Actually, it took a few days, but that's still quite a feat. So how'd he do it? And is there a game plan that others can copy?

Talking to SW by phone, Long explains that he's specialized in mortgage law for years, so he knew just who to call. He dashed off an e-mail to the attorney representing the company responsible for holding the foreclosure sale, and asked for a postponement. But he credits his aggressive argument--made both to that company and the bank, Florida-based Ocwen Financial-- with his success. His tactics offer some general lessons.

1.) Scrutinize the loan documents. Looking over the settlement papers, Long spotted excessive fees. The loan broker had gotten a $7,900 commission, amounting to 3 percent of Mitchell's $263,000 loan. Most brokers, Long says, charge only 1 or 2 percent.

"It gets even worse," Long says. The broker also received an $11,800 fee for steering Mitchell towards a loan with a high interest rate.

Once he saw those fees, Long was able to make the argument that this was a predatory loan. By itself, that may not be enough to get the bank to change its ways. But, Long says, "we're coming in like we're made as hell"--mad enough to sue.

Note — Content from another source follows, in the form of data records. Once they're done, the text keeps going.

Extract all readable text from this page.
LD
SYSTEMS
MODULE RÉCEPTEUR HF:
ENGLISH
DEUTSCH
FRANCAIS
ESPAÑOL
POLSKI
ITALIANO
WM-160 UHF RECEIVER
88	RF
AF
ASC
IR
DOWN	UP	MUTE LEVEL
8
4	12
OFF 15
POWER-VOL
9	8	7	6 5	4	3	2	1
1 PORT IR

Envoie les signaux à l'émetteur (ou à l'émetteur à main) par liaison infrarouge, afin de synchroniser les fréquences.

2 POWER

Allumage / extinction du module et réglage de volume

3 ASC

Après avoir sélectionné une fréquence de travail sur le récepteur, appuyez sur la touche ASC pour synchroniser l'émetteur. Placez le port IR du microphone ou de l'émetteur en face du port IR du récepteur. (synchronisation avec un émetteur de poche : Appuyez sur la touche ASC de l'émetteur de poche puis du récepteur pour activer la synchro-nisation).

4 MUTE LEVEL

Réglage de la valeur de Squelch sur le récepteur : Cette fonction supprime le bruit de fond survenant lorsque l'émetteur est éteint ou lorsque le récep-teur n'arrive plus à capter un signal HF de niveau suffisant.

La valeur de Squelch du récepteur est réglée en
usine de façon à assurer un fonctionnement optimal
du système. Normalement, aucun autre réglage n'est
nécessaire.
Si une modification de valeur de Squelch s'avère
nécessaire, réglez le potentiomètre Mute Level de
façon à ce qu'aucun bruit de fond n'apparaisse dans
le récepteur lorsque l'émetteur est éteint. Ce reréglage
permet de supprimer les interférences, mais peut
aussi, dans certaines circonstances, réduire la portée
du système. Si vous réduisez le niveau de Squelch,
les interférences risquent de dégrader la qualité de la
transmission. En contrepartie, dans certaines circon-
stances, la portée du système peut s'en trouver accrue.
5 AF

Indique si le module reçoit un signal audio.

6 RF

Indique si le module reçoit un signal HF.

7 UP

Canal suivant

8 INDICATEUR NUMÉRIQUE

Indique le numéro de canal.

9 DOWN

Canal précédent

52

2.) Check whether it's a "MERS" loan. MERS is an outfit that operates an electronic registration system used by banks as they sell loans back and forth. MERS acts as a kind of proxy for the lender during foreclosures, but the legality of doing so has come under fire of late. Long says there's a case pending in Washington's Supreme Court that will settle the matter locally. Because Mitchell's loan was a MERS loan, Long was able to question whether the scheduled foreclosure was legit.

3) Is all the paperwork in order? The Mitchell loan was supposed to be part of what's called a "securitized pool," essentially a group of loans that are packaged and sold to investors. But Long says his initial research didn't turn up any record of Mitchell's loan in the pool where it was supposed to be. Long would have had to do more research to prove the matter at trial, but it didn't come to that. On Monday, Ocwen coughed up its offer to Mitchell.

The Central District woman, who has raised 50 foster children in the home she almost lost, says that her new monthly payment of $1,700, including taxes and insurance, is still a stretch. That's only $600 a month shy of the $2,300 she and her husband Luster, who is paralyzed due to a stroke, receive in social security payments. Still, she thinks she can manage by taking in boarders. Yesterday afternoon, she was rushing to UPS to send off her first $1,700 payment.